How we built the most performant, token-efficient MCP server

The greatest strength of LLMs is the ability to write code.

Most agents are built the opposite way. They try to think like a human. They take a question, break it into steps, call one API, look at the result, call another API, look at that, do some math with a math tool, then assemble a final answer. Five passes for one question.

We went the other direction. Lean into what the model is already great at. Let it write code.
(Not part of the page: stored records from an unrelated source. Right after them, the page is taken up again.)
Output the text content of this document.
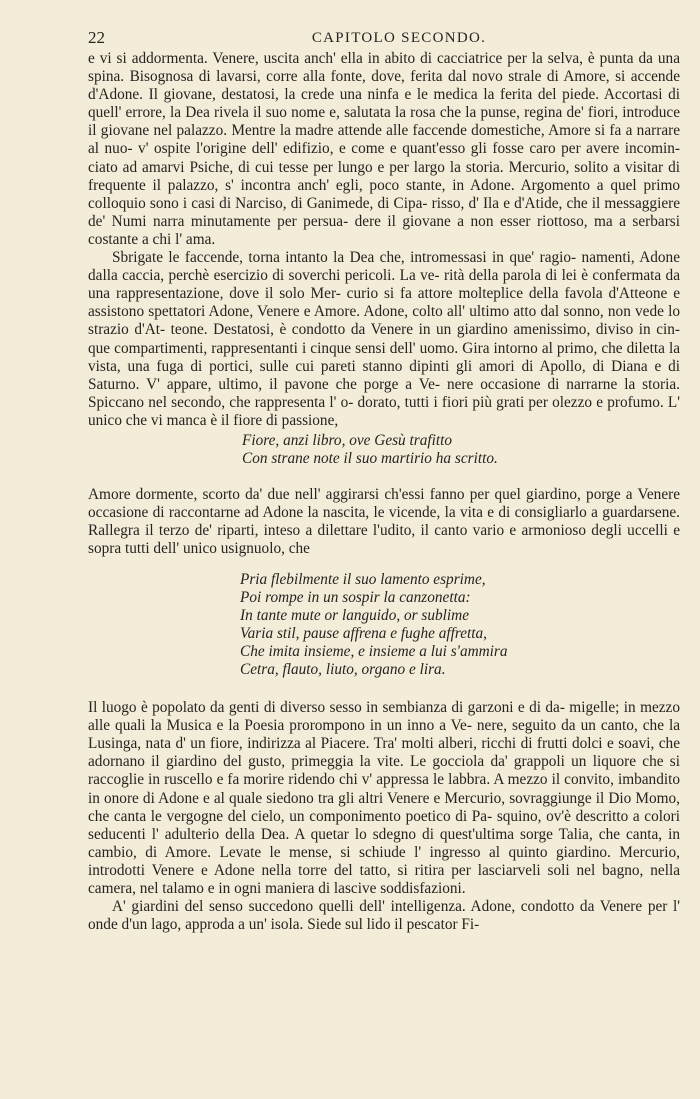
22	CAPITOLO SECONDO.

e vi si addormenta. Venere, uscita anch' ella in abito di cacciatrice per la selva, è punta da una spina. Bisognosa di lavarsi, corre alla fonte, dove, ferita dal novo strale di Amore, si accende d'Adone. Il giovane, destatosi, la crede una ninfa e le medica la ferita del piede. Accortasi di quell' errore, la Dea rivela il suo nome e, salutata la rosa che la punse, regina de' fiori, introduce il giovane nel palazzo. Mentre la madre attende alle faccende domestiche, Amore si fa a narrare al nuo- v' ospite l'origine dell' edifizio, e come e quant'esso gli fosse caro per avere incomin- ciato ad amarvi Psiche, di cui tesse per lungo e per largo la storia. Mercurio, solito a visitar di frequente il palazzo, s' incontra anch' egli, poco stante, in Adone. Argomento a quel primo colloquio sono i casi di Narciso, di Ganimede, di Cipa- risso, d' Ila e d'Atide, che il messaggiere de' Numi narra minutamente per persua- dere il giovane a non esser riottoso, ma a serbarsi costante a chi l' ama.

Sbrigate le faccende, torna intanto la Dea che, intromessasi in que' ragio- namenti, Adone dalla caccia, perchè esercizio di soverchi pericoli. La ve- rità della parola di lei è confermata da una rappresentazione, dove il solo Mer- curio si fa attore molteplice della favola d'Atteone e assistono spettatori Adone, Venere e Amore. Adone, colto all' ultimo atto dal sonno, non vede lo strazio d'At- teone. Destatosi, è condotto da Venere in un giardino amenissimo, diviso in cin- que compartimenti, rappresentanti i cinque sensi dell' uomo. Gira intorno al primo, che diletta la vista, una fuga di portici, sulle cui pareti stanno dipinti gli amori di Apollo, di Diana e di Saturno. V' appare, ultimo, il pavone che porge a Ve- nere occasione di narrarne la storia. Spiccano nel secondo, che rappresenta l' o- dorato, tutti i fiori più grati per olezzo e profumo. L' unico che vi manca è il fiore di passione,

Fiore, anzi libro, ove Gesù trafitto
Con strane note il suo martirio ha scritto.

Amore dormente, scorto da' due nell' aggirarsi ch'essi fanno per quel giardino, porge a Venere occasione di raccontarne ad Adone la nascita, le vicende, la vita e di consigliarlo a guardarsene. Rallegra il terzo de' riparti, inteso a dilettare l'udito, il canto vario e armonioso degli uccelli e sopra tutti dell' unico usignuolo, che

Pria flebilmente il suo lamento esprime,
Poi rompe in un sospir la canzonetta:
In tante mute or languido, or sublime
Varia stil, pause affrena e fughe affretta,
Che imita insieme, e insieme a lui s'ammira
Cetra, flauto, liuto, organo e lira.

Il luogo è popolato da genti di diverso sesso in sembianza di garzoni e di da- migelle; in mezzo alle quali la Musica e la Poesia prorompono in un inno a Ve- nere, seguito da un canto, che la Lusinga, nata d' un fiore, indirizza al Piacere. Tra' molti alberi, ricchi di frutti dolci e soavi, che adornano il giardino del gusto, primeggia la vite. Le gocciola da' grappoli un liquore che si raccoglie in ruscello e fa morire ridendo chi v' appressa le labbra. A mezzo il convito, imbandito in onore di Adone e al quale siedono tra gli altri Venere e Mercurio, sovraggiunge il Dio Momo, che canta le vergogne del cielo, un componimento poetico di Pa- squino, ov'è descritto a colori seducenti l' adulterio della Dea. A quetar lo sdegno di quest'ultima sorge Talia, che canta, in cambio, di Amore. Levate le mense, si schiude l' ingresso al quinto giardino. Mercurio, introdotti Venere e Adone nella torre del tatto, si ritira per lasciarveli soli nel bagno, nella camera, nel talamo e in ogni maniera di lascive soddisfazioni.

A' giardini del senso succedono quelli dell' intelligenza. Adone, condotto da Venere per l' onde d'un lago, approda a un' isola. Siede sul lido il pescator Fi-
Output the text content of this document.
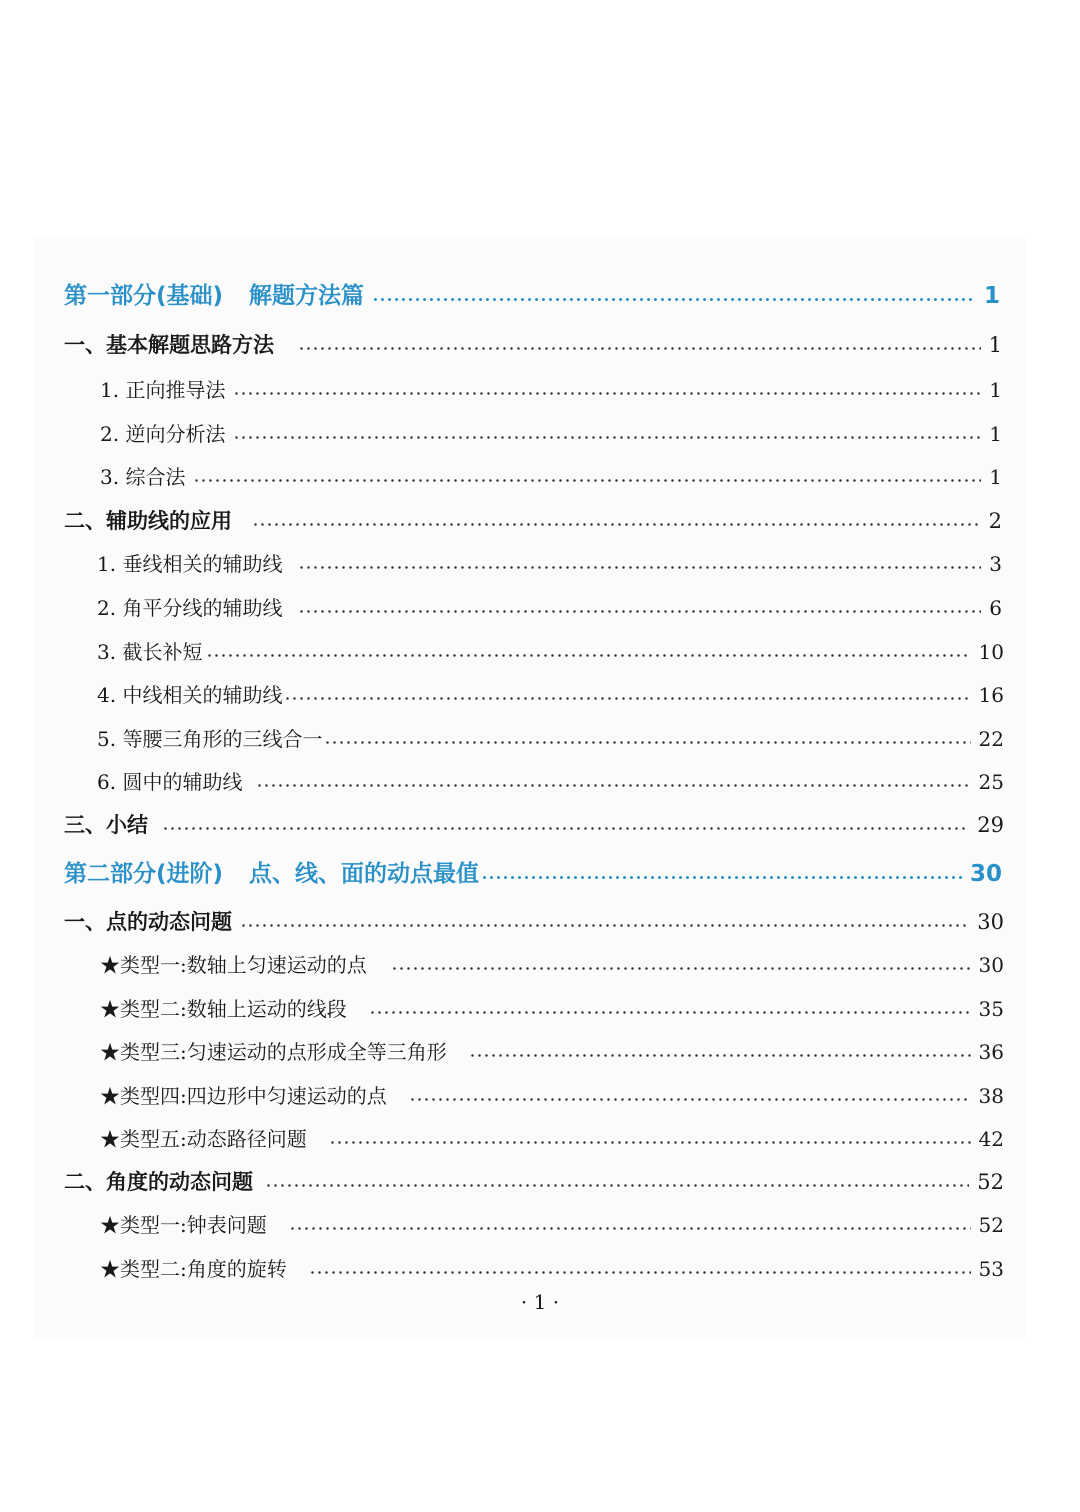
第一部分(基础) 解题方法篇	1
一、基本解题思路方法	1
1. 正向推导法	1
2. 逆向分析法	1
3. 综合法	1
二、辅助线的应用	2
1. 垂线相关的辅助线	3
2. 角平分线的辅助线	6
3. 截长补短	10
4. 中线相关的辅助线	16
5. 等腰三角形的三线合一	22
6. 圆中的辅助线	25
三、小结	29
第二部分(进阶) 点、线、面的动点最值	30
一、点的动态问题	30
★类型一:数轴上匀速运动的点	30
★类型二:数轴上运动的线段	35
★类型三:匀速运动的点形成全等三角形	36
★类型四:四边形中匀速运动的点	38
★类型五:动态路径问题	42
二、角度的动态问题	52
★类型一:钟表问题	52
★类型二:角度的旋转	53
· 1 ·
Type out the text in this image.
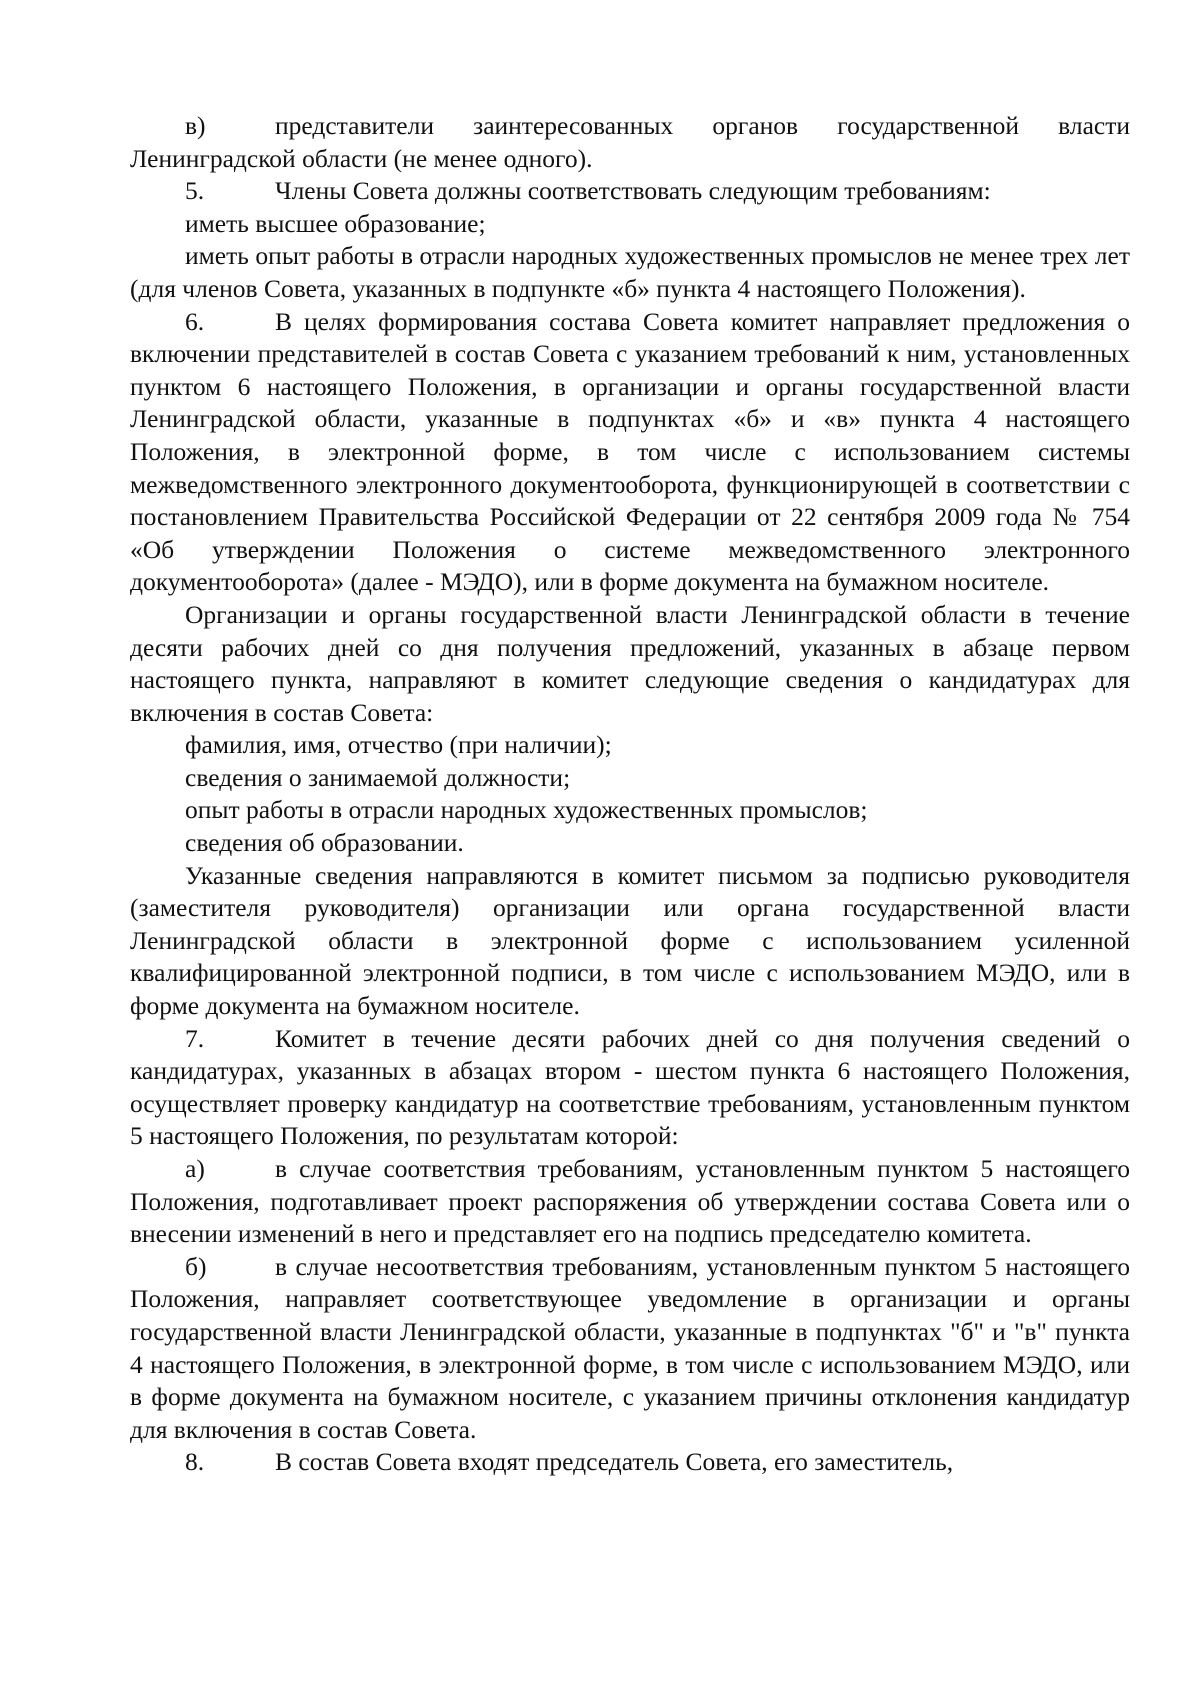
в)	представители заинтересованных органов государственной власти Ленинградской области (не менее одного).

5.	Члены Совета должны соответствовать следующим требованиям:

иметь высшее образование;

иметь опыт работы в отрасли народных художественных промыслов не менее трех лет (для членов Совета, указанных в подпункте «б» пункта 4 настоящего Положения).

6.	В целях формирования состава Совета комитет направляет предложения о включении представителей в состав Совета с указанием требований к ним, установленных пунктом 6 настоящего Положения, в организации и органы государственной власти Ленинградской области, указанные в подпунктах «б» и «в» пункта 4 настоящего Положения, в электронной форме, в том числе с использованием системы межведомственного электронного документооборота, функционирующей в соответствии с постановлением Правительства Российской Федерации от 22 сентября 2009 года № 754 «Об утверждении Положения о системе межведомственного электронного документооборота» (далее - МЭДО), или в форме документа на бумажном носителе.

Организации и органы государственной власти Ленинградской области в течение десяти рабочих дней со дня получения предложений, указанных в абзаце первом настоящего пункта, направляют в комитет следующие сведения о кандидатурах для включения в состав Совета:

фамилия, имя, отчество (при наличии);

сведения о занимаемой должности;

опыт работы в отрасли народных художественных промыслов;

сведения об образовании.

Указанные сведения направляются в комитет письмом за подписью руководителя (заместителя руководителя) организации или органа государственной власти Ленинградской области в электронной форме с использованием усиленной квалифицированной электронной подписи, в том числе с использованием МЭДО, или в форме документа на бумажном носителе.

7.	Комитет в течение десяти рабочих дней со дня получения сведений о кандидатурах, указанных в абзацах втором - шестом пункта 6 настоящего Положения, осуществляет проверку кандидатур на соответствие требованиям, установленным пунктом 5 настоящего Положения, по результатам которой:

а)	в случае соответствия требованиям, установленным пунктом 5 настоящего Положения, подготавливает проект распоряжения об утверждении состава Совета или о внесении изменений в него и представляет его на подпись председателю комитета.

б)	в случае несоответствия требованиям, установленным пунктом 5 настоящего Положения, направляет соответствующее уведомление в организации и органы государственной власти Ленинградской области, указанные в подпунктах "б" и "в" пункта 4 настоящего Положения, в электронной форме, в том числе с использованием МЭДО, или в форме документа на бумажном носителе, с указанием причины отклонения кандидатур для включения в состав Совета.

8.	В состав Совета входят председатель Совета, его заместитель,
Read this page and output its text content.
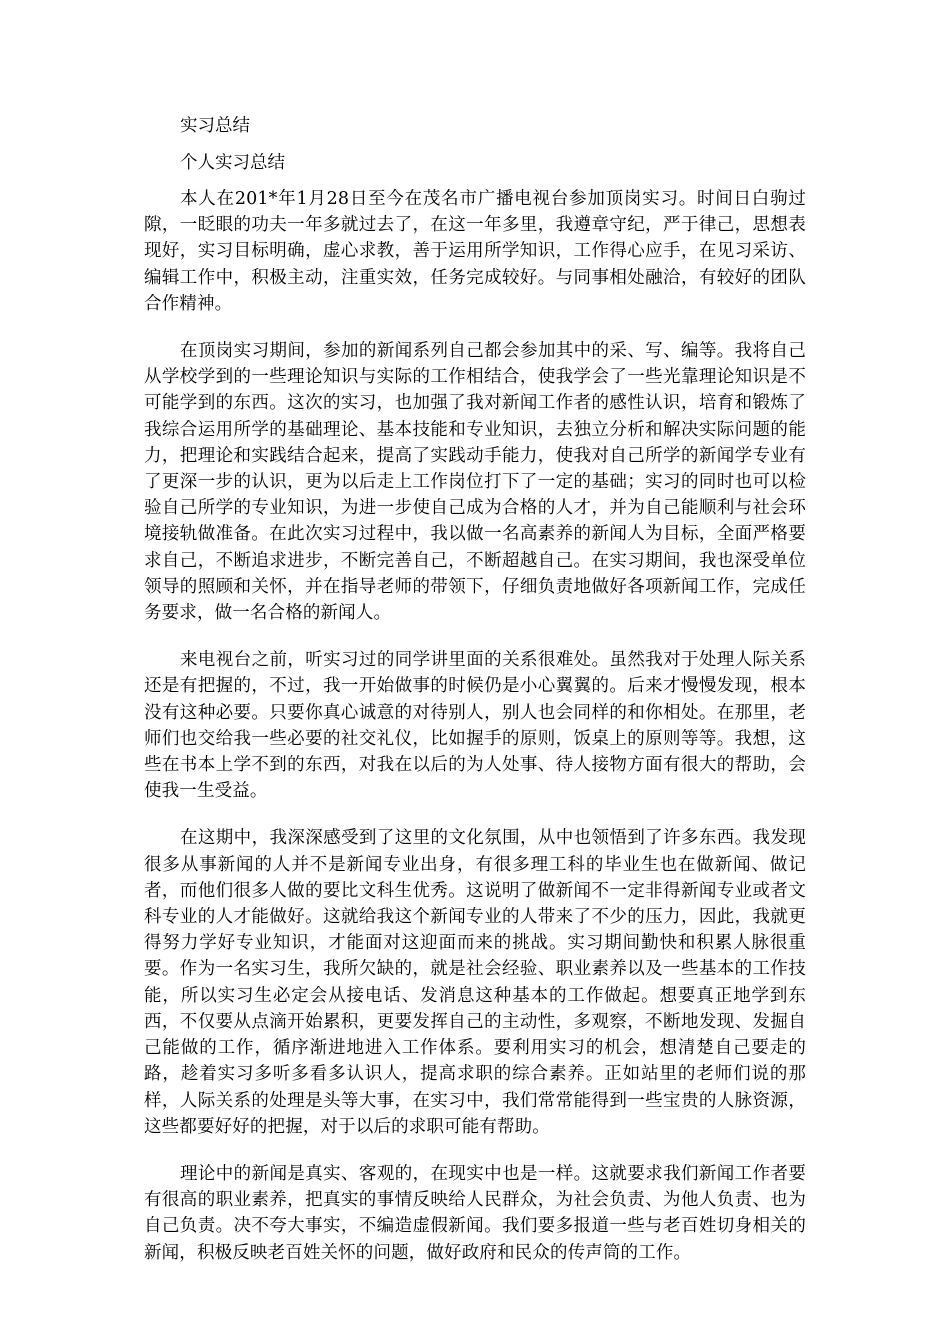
实习总结

个人实习总结

本人在201*年1月28日至今在茂名市广播电视台参加顶岗实习。时间日白驹过隙，一眨眼的功夫一年多就过去了，在这一年多里，我遵章守纪，严于律己，思想表现好，实习目标明确，虚心求教，善于运用所学知识，工作得心应手，在见习采访、编辑工作中，积极主动，注重实效，任务完成较好。与同事相处融洽，有较好的团队合作精神。

在顶岗实习期间，参加的新闻系列自己都会参加其中的采、写、编等。我将自己从学校学到的一些理论知识与实际的工作相结合，使我学会了一些光靠理论知识是不可能学到的东西。这次的实习，也加强了我对新闻工作者的感性认识，培育和锻炼了我综合运用所学的基础理论、基本技能和专业知识，去独立分析和解决实际问题的能力，把理论和实践结合起来，提高了实践动手能力，使我对自己所学的新闻学专业有了更深一步的认识，更为以后走上工作岗位打下了一定的基础；实习的同时也可以检验自己所学的专业知识，为进一步使自己成为合格的人才，并为自己能顺利与社会环境接轨做准备。在此次实习过程中，我以做一名高素养的新闻人为目标，全面严格要求自己，不断追求进步，不断完善自己，不断超越自己。在实习期间，我也深受单位领导的照顾和关怀，并在指导老师的带领下，仔细负责地做好各项新闻工作，完成任务要求，做一名合格的新闻人。

来电视台之前，听实习过的同学讲里面的关系很难处。虽然我对于处理人际关系还是有把握的，不过，我一开始做事的时候仍是小心翼翼的。后来才慢慢发现，根本没有这种必要。只要你真心诚意的对待别人，别人也会同样的和你相处。在那里，老师们也交给我一些必要的社交礼仪，比如握手的原则，饭桌上的原则等等。我想，这些在书本上学不到的东西，对我在以后的为人处事、待人接物方面有很大的帮助，会使我一生受益。

在这期中，我深深感受到了这里的文化氛围，从中也领悟到了许多东西。我发现很多从事新闻的人并不是新闻专业出身，有很多理工科的毕业生也在做新闻、做记者，而他们很多人做的要比文科生优秀。这说明了做新闻不一定非得新闻专业或者文科专业的人才能做好。这就给我这个新闻专业的人带来了不少的压力，因此，我就更得努力学好专业知识，才能面对这迎面而来的挑战。实习期间勤快和积累人脉很重要。作为一名实习生，我所欠缺的，就是社会经验、职业素养以及一些基本的工作技能，所以实习生必定会从接电话、发消息这种基本的工作做起。想要真正地学到东西，不仅要从点滴开始累积，更要发挥自己的主动性，多观察，不断地发现、发掘自己能做的工作，循序渐进地进入工作体系。要利用实习的机会，想清楚自己要走的路，趁着实习多听多看多认识人，提高求职的综合素养。正如站里的老师们说的那样，人际关系的处理是头等大事，在实习中，我们常常能得到一些宝贵的人脉资源，这些都要好好的把握，对于以后的求职可能有帮助。

理论中的新闻是真实、客观的，在现实中也是一样。这就要求我们新闻工作者要有很高的职业素养，把真实的事情反映给人民群众，为社会负责、为他人负责、也为自己负责。决不夸大事实，不编造虚假新闻。我们要多报道一些与老百姓切身相关的新闻，积极反映老百姓关怀的问题，做好政府和民众的传声筒的工作。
Code mode instead of stuffing tools into context

Instead of giving the agent a bag of small tools, we give it one thing: a code execution environment with access to the Cobalt API. One request can chain multiple API calls, transform arrays, do the math, and return the answer. No separate math tool. No separate "pull the right data" step. The model writes the program, the program runs, the user gets the answer.

This made the agent dramatically smarter. The model is better at writing code than it is at orchestrating tool calls, and code is denser than JSON tool-call chatter, so we save tokens on the way in and on the way out.

Cloudflare Workers as the sandbox

Running arbitrary model-written code safely is the hard part. We use Cloudflare Workers.

Workers run in V8 isolates, not VMs. That means no boot time, no provisioning step, no per-second VM pricing, and no sandbox infra for us to maintain. An isolate spins up in milliseconds, runs the agent's code, and tears down. The security model is the same one that runs the rest of the web.

A filesystem of tools, loaded on demand

The other trick is how we expose tools. A naive MCP server stuffs every tool schema into the model's context on every turn. With dozens of tools, that's thousands of tokens of overhead before the user has even asked anything.

We treat the toolset like a filesystem. The agent sees a directory of what's available. When it needs a tool, it loads it. When it doesn't, the schema never enters context. The model pulls what it needs per request instead of paying for the whole inventory up front.

Same tech, server or client

Whether you run Cobalt MCP on your own server or hit it from a client, you get the same runtime. Code mode, Workers, on-demand tool loading. Cheaper for you, cheaper for us.